Sözde modern ve ileri devletler, içlerindeki kan ve öfkelerini, Türk’ler üzerinde o kadar güzel şekilde tezgâhlıyorlardı ki, onları masum devletler sananları bile hayrete düşürüyordu. Fransız’lar ve Ermeni çeteler; sadece sorgusuz sualsiz sivil insanları öldürmek, yaralamak ve hapsetmekle kalmadı. Herkesin gözü önünde dehşetli şekilde işkence, zulüm ve katliamlar yaparak halkı sindirmek istiyorlardı. Şehrimiz İskenderun’da işgalliklerinin keyfini süren Fransız ve Ermeni çeteler, bazı köy ve şehir merkezlerine saldırarak, Müslümanların ev çiftlik ve dükkânlarını yakıp yıktılar. Muhalif gördükleri memurların işlerine son verdirerek, bunların yerine komitacı Ermenileri göreve atadılar.

Şehit Faruk Cengiz’in 12.08.1921 tarihinde yazmış olduğu şu cümlelere dikkatinizi çekiyorum. “…Yabancı işgalin çirkinliklerine ilk defa İSKENDERUN sahne oldu. Dinimize, Milliyetimize, Varlığımıza en amansız rakip, en amansız düşman olan Ermeni çetelerinden oluşan Fransız alayı, Fransa hükümetinin bu limana çıkardığı ilk işgal kıtası oldu. Galip ve kudretli bir hükümetin yetkisini taşıyan bu kanına susamış katil kitlesinin bakışında, yürüyüşünde, konuşmasında Türklüğü öldürmek, ezmek ve aşağılamak azmi görünüyordu. Bu durum millet ruhunu çok incitiyordu. Zulme uğrayan ve bir yenilginin sonuçlarına hazırlanan millete reva görülen şiddet, öfke ve nefret, unutulmayacak bir davanın, sebep ve başlangıcını oluşturuyordu…”

Sahte Fransa’nın, Türklere musallat ettiği Ermeni (Lejyon d’Orient) haydutların yaptıkları olaylar, intikamcı ve aç gözlerini asla doyurmuyordu. Ve bir gece ansızın; İskenderun’da büyük mağaza dükkân ve evlerin kapılarını kırdılar, eşya ve malları yağmaladılar, kadınların ırzına geçtiler, insanlarımızı döve-döve öldürdüler. Böylece kindar maksatlarına eriştiler. Bunca zulme karşı Fransa kayıtsız kalıyor, hatta Ermenileri yaptıklarıyla ödüllendiriyordu. Aynı tutumları Belen’de yaşandı ve (1914-1918) tarihlerinde Ermeni Doktor Çil Karebet tarafından zehirlenerek şehit edilen, 41nci fırka alay kahramanlarımız için yaptırılan abide; Tanrımıza Ermeniler için yakarış ve beddua edasıyla Belen’deki yerinde durmaktadır.

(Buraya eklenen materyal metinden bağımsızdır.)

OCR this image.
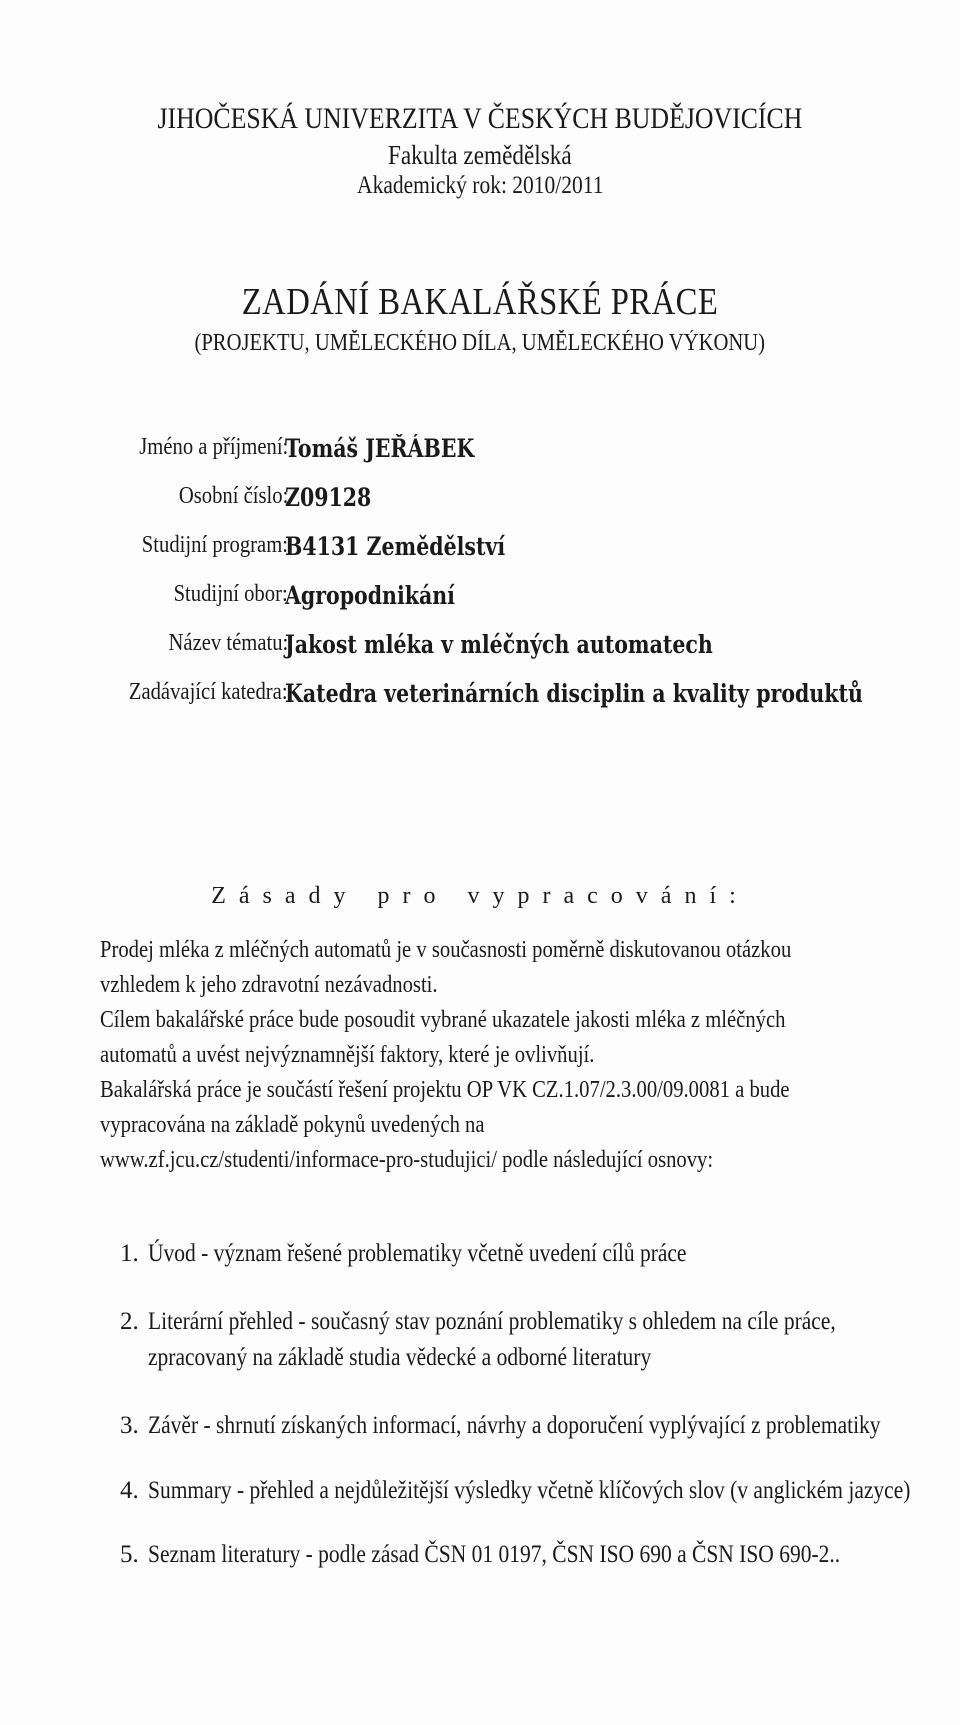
JIHOČESKÁ UNIVERZITA V ČESKÝCH BUDĚJOVICÍCH
Fakulta zemědělská
Akademický rok: 2010/2011
ZADÁNÍ BAKALÁŘSKÉ PRÁCE
(PROJEKTU, UMĚLECKÉHO DÍLA, UMĚLECKÉHO VÝKONU)
Jméno a příjmení:
Tomáš JEŘÁBEK
Osobní číslo:
Z09128
Studijní program:
B4131 Zemědělství
Studijní obor:
Agropodnikání
Název tématu:
Jakost mléka v mléčných automatech
Zadávající katedra:
Katedra veterinárních disciplin a kvality produktů
Zásady pro vypracování:
Prodej mléka z mléčných automatů je v současnosti poměrně diskutovanou otázkou
vzhledem k jeho zdravotní nezávadnosti.
Cílem bakalářské práce bude posoudit vybrané ukazatele jakosti mléka z mléčných
automatů a uvést nejvýznamnější faktory, které je ovlivňují.
Bakalářská práce je součástí řešení projektu OP VK CZ.1.07/2.3.00/09.0081 a bude
vypracována na základě pokynů uvedených na
www.zf.jcu.cz/studenti/informace-pro-studujici/ podle následující osnovy:
1. Úvod - význam řešené problematiky včetně uvedení cílů práce
2. Literární přehled - současný stav poznání problematiky s ohledem na cíle práce,
zpracovaný na základě studia vědecké a odborné literatury
3. Závěr - shrnutí získaných informací, návrhy a doporučení vyplývající z problematiky
4. Summary - přehled a nejdůležitější výsledky včetně klíčových slov (v anglickém jazyce)
5. Seznam literatury - podle zásad ČSN 01 0197, ČSN ISO 690 a ČSN ISO 690-2..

Kudüs onlar için elde edebilecekleri en zor girişimdi. Haçlı seferleri Selehattin Eyyubi ile son buldu. Hatay ilini karıştırıp Kudüs’ü elde etme planları o yıllarda yine amacına ulaşmadı ama şimdi amaç ettikleri şeyi oldubittiye getirerek yapmaya çalışıyorlar. ABD’yi lider konumuna getirtip ilk açıklamayı Trump’a yaptırdılar.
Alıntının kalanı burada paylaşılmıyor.